[Review] ‘The Void’ offers a distorted reality, with a disjointed narrative.
Author: Lisha Blackhurst
Finally, it’s here! The near-perfect trailer promised a nostalgic blend of wicked creature effects, combined with all the elements of a throwback to 80’s horror. The cinematography looks sleek, pristine and striking, submerged within creepy hints of disturbing cult/satanic worship. Basically, it ticked all the right boxes for me as a horror fanatic, as most of my favourite films were born in the 80s [Hellraiser , Pet Sematary , The Blob  and The Beyond  to name but a few].
The Void most certainly did not disappoint with practical effects, with some confident spectacular shots and truly grotesquely-glistening moments reminiscent of John Carpenter’s work in The Thing  and Price of Darkness . Silent Hill  similarities have to be made, with the triangle symbol resonating of Pyramid head, and a large section of the movie for me did pan out as if I were actively playing a horror video game. The closing sequences echoed of Frank’s physical form and Pinhead’s presence in Hellraiser , followed with an impressive display of creature design in the form of a depraved deformed monstrosity, made up only of a mutated mass of flesh, that is shown to be chasing a victim down a narrow corridor. This momentarily prompts memories of the infamous monster-cenobite chasing Kirsty in Hellraiser – minus any charming wheels or mechanisms on show this time!

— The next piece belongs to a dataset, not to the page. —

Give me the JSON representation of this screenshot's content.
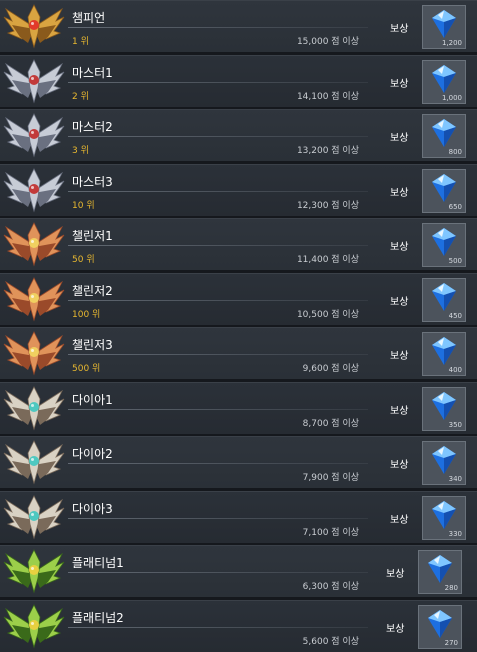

What I ultimately expected from The Void was a fragmented distortion of reality, and whilst it achieves this, what it also offered was a muddled, disjointed narrative. Against the superior camerawork, the screenplay feels inferior, rushed and weak. Whilst the acting is great, it falls short with the screenplay they have been armed with. The fundamental premise is sloppy and vague, the characters visceral motives and intentions are either unclear or basic; it all feels simplistic and wooden in between scenes of alluring cinematic gore. It is frustrating to watch as there are no veins of comedy, a distinct lack of originality and they seem to have lost their way and forgotten how to apply pace to create atmosphere. The result is eye-wateringly tedious.
The closing scene, an obvious nod to Lucio Fulci’s The Beyond, feels flat and lifeless, provoking no satisfaction or offering any semi-decent conclusion. This is definitely still one to look out for, if you are a true horror fan you will appreciate sections of it, regardless of its flaws, but I do hope their next project will devote more credibility to the plot, as well as devotion to the gore.